When Matt Harland was initially considering different MBA opportunities, he was attracted to Denmark because of its societal differences with Australia

Matt explains that “Australia, the US, the UK, Germany, Japan…a lot of the big, industrious-type nations are very masculine [societies],” whereas “Scandinavia and Denmark specifically is more of what they call a feminine society, they’re much more flat in their hierarchies.” (00:28)

This difference stood out to Matt and ultimately made him decide to study at Copenhagen Business School because he didn’t “want to learn to think the same [as everyone else].” (00:46) Instead, he felt that studying from another cultural perspective would be “an advantage [because] if you come back into your own culture [afterward], you’re certainly going to stand out.” (01:19)

Matt also highlights mindset differences between Denmark and Australia. He describes Denmark as “very tribal and very collective” whereas Australia “[appears] very collective, but we’re actually very individualistic.” (02:33)

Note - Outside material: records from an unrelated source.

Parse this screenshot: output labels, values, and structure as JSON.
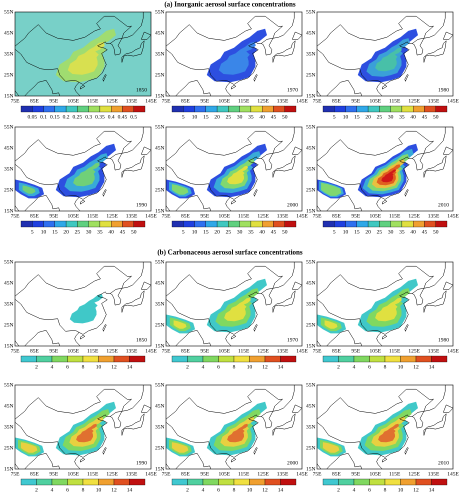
{
  "sections": [
    {
      "title": "(a) Inorganic aerosol surface concentrations",
      "panels": [
        {
          "year": "1850",
          "colorbar": [
            "0.05",
            "0.1",
            "0.15",
            "0.2",
            "0.25",
            "0.3",
            "0.35",
            "0.4",
            "0.45",
            "0.5"
          ]
        },
        {
          "year": "1970",
          "colorbar": [
            "5",
            "10",
            "15",
            "20",
            "25",
            "30",
            "35",
            "40",
            "45",
            "50"
          ]
        },
        {
          "year": "1980",
          "colorbar": [
            "5",
            "10",
            "15",
            "20",
            "25",
            "30",
            "35",
            "40",
            "45",
            "50"
          ]
        },
        {
          "year": "1990",
          "colorbar": [
            "5",
            "10",
            "15",
            "20",
            "25",
            "30",
            "35",
            "40",
            "45",
            "50"
          ]
        },
        {
          "year": "2000",
          "colorbar": [
            "5",
            "10",
            "15",
            "20",
            "25",
            "30",
            "35",
            "40",
            "45",
            "50"
          ]
        },
        {
          "year": "2010",
          "colorbar": [
            "5",
            "10",
            "15",
            "20",
            "25",
            "30",
            "35",
            "40",
            "45",
            "50"
          ]
        }
      ]
    },
    {
      "title": "(b) Carbonaceous aerosol surface concentrations",
      "panels": [
        {
          "year": "1850",
          "colorbar": [
            "2",
            "4",
            "6",
            "8",
            "10",
            "12",
            "14"
          ]
        },
        {
          "year": "1970",
          "colorbar": [
            "2",
            "4",
            "6",
            "8",
            "10",
            "12",
            "14"
          ]
        },
        {
          "year": "1980",
          "colorbar": [
            "2",
            "4",
            "6",
            "8",
            "10",
            "12",
            "14"
          ]
        },
        {
          "year": "1990",
          "colorbar": [
            "2",
            "4",
            "6",
            "8",
            "10",
            "12",
            "14"
          ]
        },
        {
          "year": "2000",
          "colorbar": [
            "2",
            "4",
            "6",
            "8",
            "10",
            "12",
            "14"
          ]
        },
        {
          "year": "2010",
          "colorbar": [
            "2",
            "4",
            "6",
            "8",
            "10",
            "12",
            "14"
          ]
        }
      ]
    }
  ],
  "lat_labels": [
    "15N",
    "25N",
    "35N",
    "45N",
    "55N"
  ],
  "lon_labels": [
    "75E",
    "85E",
    "95E",
    "105E",
    "115E",
    "125E",
    "135E",
    "145E"
  ]
}
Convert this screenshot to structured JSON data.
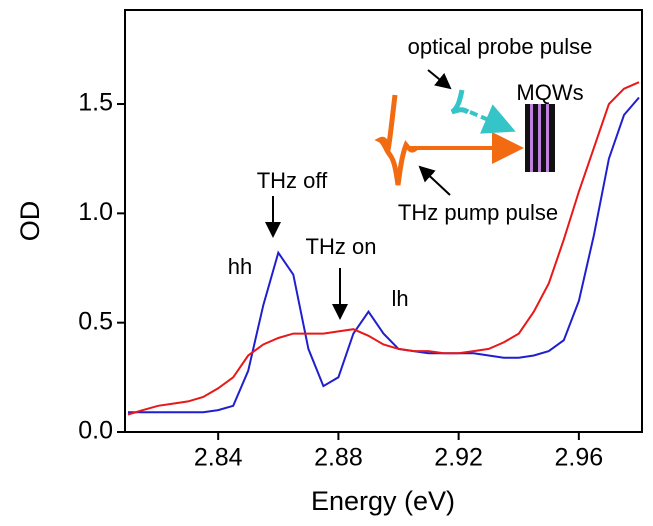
{
  "chart_data": {
    "type": "line",
    "x_label": "Energy (eV)",
    "y_label": "OD",
    "x": [
      2.81,
      2.815,
      2.82,
      2.825,
      2.83,
      2.835,
      2.84,
      2.845,
      2.85,
      2.855,
      2.86,
      2.865,
      2.87,
      2.875,
      2.88,
      2.885,
      2.89,
      2.895,
      2.9,
      2.905,
      2.91,
      2.915,
      2.92,
      2.925,
      2.93,
      2.935,
      2.94,
      2.945,
      2.95,
      2.955,
      2.96,
      2.965,
      2.97,
      2.975,
      2.98
    ],
    "series": [
      {
        "color": "#1f1fd0",
        "values": [
          0.09,
          0.09,
          0.09,
          0.09,
          0.09,
          0.09,
          0.1,
          0.12,
          0.28,
          0.58,
          0.82,
          0.72,
          0.38,
          0.21,
          0.25,
          0.45,
          0.55,
          0.45,
          0.38,
          0.37,
          0.36,
          0.36,
          0.36,
          0.36,
          0.35,
          0.34,
          0.34,
          0.35,
          0.37,
          0.42,
          0.6,
          0.9,
          1.25,
          1.45,
          1.53
        ]
      },
      {
        "color": "#e81818",
        "values": [
          0.08,
          0.1,
          0.12,
          0.13,
          0.14,
          0.16,
          0.2,
          0.25,
          0.35,
          0.4,
          0.43,
          0.45,
          0.45,
          0.45,
          0.46,
          0.47,
          0.44,
          0.4,
          0.38,
          0.37,
          0.37,
          0.36,
          0.36,
          0.37,
          0.38,
          0.41,
          0.45,
          0.55,
          0.68,
          0.88,
          1.1,
          1.3,
          1.5,
          1.57,
          1.6
        ]
      }
    ],
    "xlim": [
      2.809,
      2.981
    ],
    "xticks": [
      2.84,
      2.88,
      2.92,
      2.96
    ],
    "ylim": [
      0,
      1.93
    ],
    "yticks": [
      {
        "value": 0,
        "label": "0.0"
      },
      0.5,
      {
        "value": 1,
        "label": "1.0"
      },
      1.5
    ],
    "annotations": [
      "THz off",
      "THz on",
      "hh",
      "lh",
      "optical probe pulse",
      "MQWs",
      "THz pump pulse"
    ]
  }
}
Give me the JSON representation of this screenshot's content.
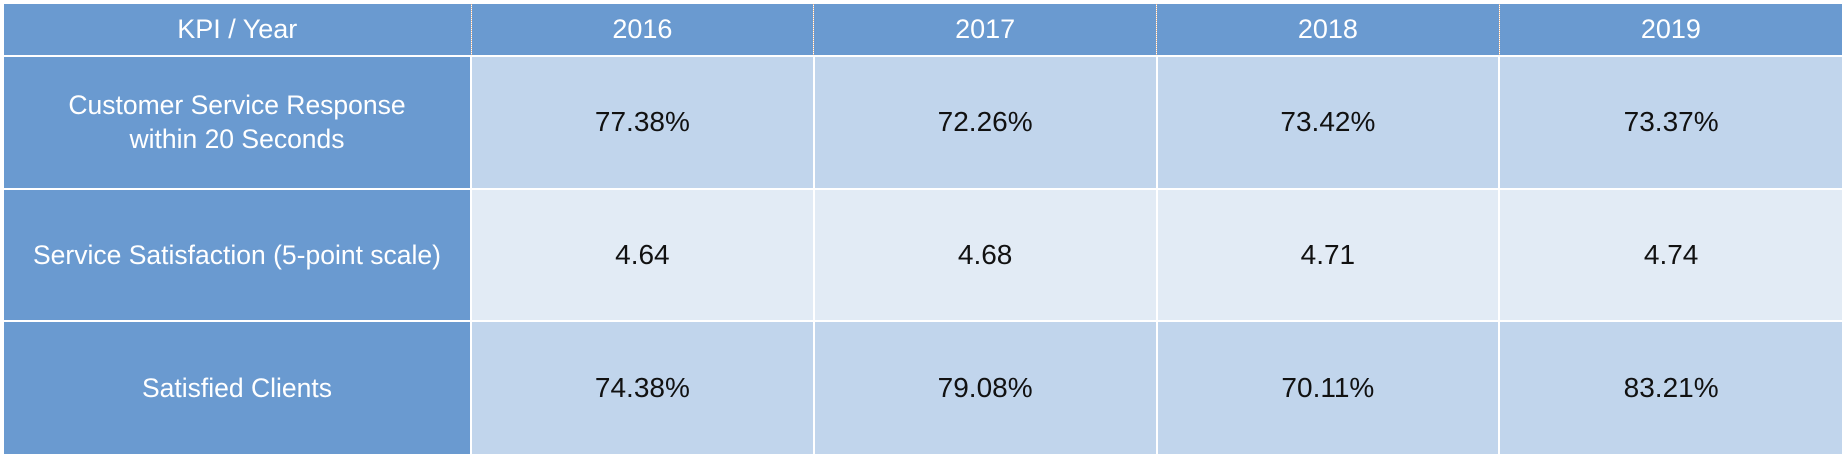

Even further, Matt feels that these cultural characteristics carry over into professional environments. According to his experience, he sees Danish society as “a smaller, intimate society that [does] things right. They think long term, they’re very innovative, and they seem to do things together [as] a collective.” (02:51)

The importance of reflection and knowing yourself

When asked how he changed throughout his MBA experience, Matt says that he became a lot calmer. He largely credits this the structure and learning environment that the Copenhagen Business School provided him with. 

Similarly, he shares that “the main lesson that [he] learned was to continually journey with [himself] because that’s the one thing that’s always evolving.” (06:42)

Matt explains that he was able to come to this realization because “the Copenhagen MBA was very personal and taught [students] to really reflect.” (07:02)

To this day, he’s grateful for that focus because he continues to reflect on himself and the people around him daily, always striving to gain a deeper understanding.

How the Copenhagen MBA gives you a “toolbox” for your professional aspirations

Matt gives credit to his MBA for getting him to where he is now because it gave him “structure, confidence, [and] fire in [his] belly to strive and aim high.” (10:42) Above all, he emphasizes the importance of the “toolbox” an MBA can provide you with.

However, this “toolbox” isn’t as industry-specific as you might think. It’s about more than just corporate finance and accounting, but encompasses a whole range of transferable skills. He characterizes it as “[taking] problems and [adding] that MBA structure and thinking to solving those problems.” (11:07)

In his professional life, Matt describes how he uses this “toolbox” daily:

“I do that on a daily basis, [for example] sitting on a legal team without any legal background, applied to multi-billion dollar infrastructure projects. It’s a very complex environment and my MBA gives me, I think, the right mindset, attitude, and ability to work through anything that comes [my way].” (11:14)

Indeed, this “toolbox” is extremely valuable and would be useful to professionals in any industry.